Mitte der Nuller-Jahre habe er in den Winkelzügen des deutschen Steuerrechts Raum für ein florierendes Geschäftsmodell entdeckt: „Cum-Ex“. Jahrelang pries er solche Aktiendeals als rechtlich sicher an. Wurden doch einmal Bedenken laut, so nutzte er seine Kontakte, um solche Kritik als haltlos darzustellen – das ging aus der Anklageschrift hervor.

Diese bezieht sich auf einen Zeitraum von 2007 bis 2013. Berger wird vorgeworfen, die Hamburger Privatbank M.M. Warburg zur Aufnahme von „Cum-Ex“-Geschäften bewogen und maßgeblich geholfen haben, die nötigen Strukturen einzurichten. Zudem soll er gutgläubige Investoren eingeworben haben. Dem Fiskus soll damit ein Schaden von 278 Millionen Euro entstanden sein, davon soll auch Berger profitiert haben. Für schwere Steuerhinterziehung können bis zu zehn Jahre Haft verhängt werden.

Der 71-Jährige äußerte sich am ersten Verhandlungstag nicht zu den Vorwürfen. Gegenüber Medien hatte der Jurist in den vergangenen Jahren von seinem Schweizer Exil aus Vorwürfe der Steuerhinterziehung stets von sich gewiesen. Zudem stellte er sich als Opfer eines deutschen Justizskandals dar: Ihm widerfahre Unrecht, so Berger.

Früher fähiger Jurist - Heute „Mr. Cum-Ex“

Als Staatsanwältin Anne Brorhilker die Anklage verlas, schüttelte Berger immer wieder den Kopf, beschrieb eine Vielzahl von Zetteln und schob diese zu seinen Anwälten, die neben ihm saßen.

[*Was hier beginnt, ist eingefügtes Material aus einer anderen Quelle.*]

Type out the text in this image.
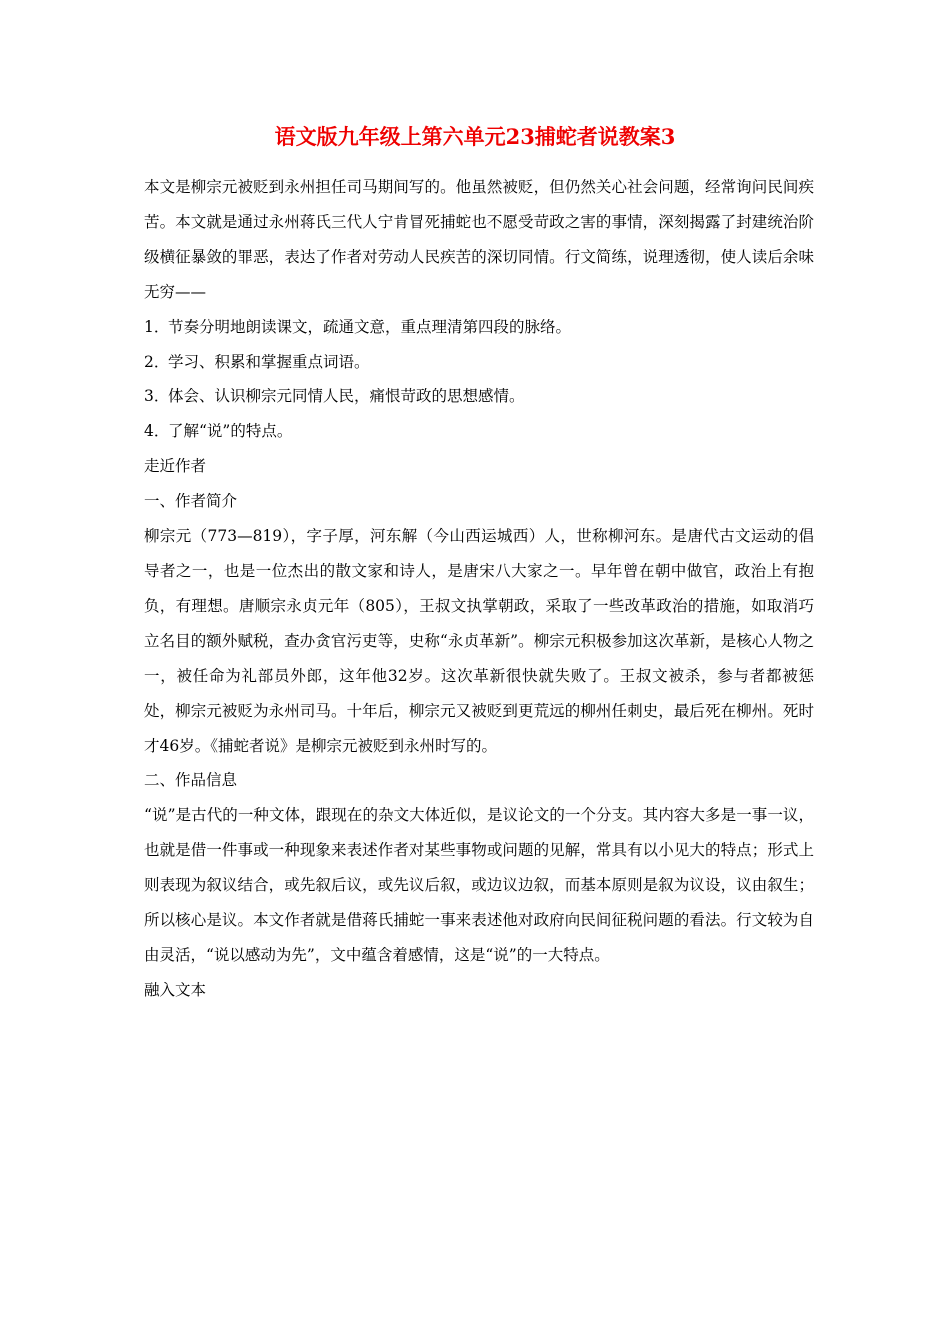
语文版九年级上第六单元23捕蛇者说教案3

本文是柳宗元被贬到永州担任司马期间写的。他虽然被贬，但仍然关心社会问题，经常询问民间疾苦。本文就是通过永州蒋氏三代人宁肯冒死捕蛇也不愿受苛政之害的事情，深刻揭露了封建统治阶级横征暴敛的罪恶，表达了作者对劳动人民疾苦的深切同情。行文简练，说理透彻，使人读后余味无穷——

1．节奏分明地朗读课文，疏通文意，重点理清第四段的脉络。

2．学习、积累和掌握重点词语。

3．体会、认识柳宗元同情人民，痛恨苛政的思想感情。

4．了解“说”的特点。

走近作者

一、作者简介

柳宗元（773—819），字子厚，河东解（今山西运城西）人，世称柳河东。是唐代古文运动的倡导者之一，也是一位杰出的散文家和诗人，是唐宋八大家之一。早年曾在朝中做官，政治上有抱负，有理想。唐顺宗永贞元年（805），王叔文执掌朝政，采取了一些改革政治的措施，如取消巧立名目的额外赋税，查办贪官污吏等，史称“永贞革新”。柳宗元积极参加这次革新，是核心人物之一，被任命为礼部员外郎，这年他32岁。这次革新很快就失败了。王叔文被杀，参与者都被惩处，柳宗元被贬为永州司马。十年后，柳宗元又被贬到更荒远的柳州任刺史，最后死在柳州。死时才46岁。《捕蛇者说》是柳宗元被贬到永州时写的。

二、作品信息

“说”是古代的一种文体，跟现在的杂文大体近似，是议论文的一个分支。其内容大多是一事一议，也就是借一件事或一种现象来表述作者对某些事物或问题的见解，常具有以小见大的特点；形式上则表现为叙议结合，或先叙后议，或先议后叙，或边议边叙，而基本原则是叙为议设，议由叙生；所以核心是议。本文作者就是借蒋氏捕蛇一事来表述他对政府向民间征税问题的看法。行文较为自由灵活，“说以感动为先”，文中蕴含着感情，这是“说”的一大特点。

融入文本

Berger stammt aus Elm und war früher als Bankenprüfer für die hessische Finanzverwaltung tätig, später ging er zu internationalen Kanzleien und wechselte dabei gewissermaßen die Seiten. In der Finanzbranche galt er als äußerst fähiger Jurist, dessen Wort viel wert war.

Berger ist nicht der einzige, der in den Steuerskandal verwickelt ist. Auch der heutige Bundeskanzler Olaf Scholz (SPD) geriet 2021 in die Kritik, weil er verdächtigt wurde, als Hamburger Bürgermeister Einfluss auf die steuerliche Behandlung der in den Skandal verwickelten Warburg Bank genommen zu haben. Diesen Vorwurf wies Scholz jedoch zurück.

Verfahrensauftakt in Wiesbaden wird auf Juni verschoben

Den „Cum-Ex“-Skandal arbeiten Gerichte und Staatsanwaltschaften schon seit Jahren auf. Während einige Beteiligte ins Ausland flohen, kamen andere vor Gericht. So verurteilte das Landgericht Bonn im März 2020 zwei britische Aktienhändler zu Bewährungsstrafen. Auch ein weiteres Bonner Verfahren mündete in eine Haftstrafe. Und im Februar verurteilte das Landgericht Bonn einen früheren Geschäftsführer einer Tochterfirma der Privatbank M.M. Warburg zu einer Freiheitsstrafe.

Berger hatte sich 2012 in die Schweiz abgesetzt – das Oberlandesgericht Frankfurt wertete das als Flucht. Im Februar 2022 wurde er nach Deutschland ausgeliefert, wo er nicht nur in Bonn vor Gericht muss: Auch Hessen steht ein Prozess an. Statt wie geplant ab 12. April soll sich Berger nun aber erst ab dem 2. Juni in Wiesbaden wegen des Verdachts der Steuerhinterziehung verantworten, hieß es am Dienstag. Grund sei, dass sich die Pflichtverteidiger noch weiter „in die umfangreichen Akten“ einarbeiten müssten. Bergers Anwälte waren vor dem Prozessbeginn gegen ihn abgesprungen.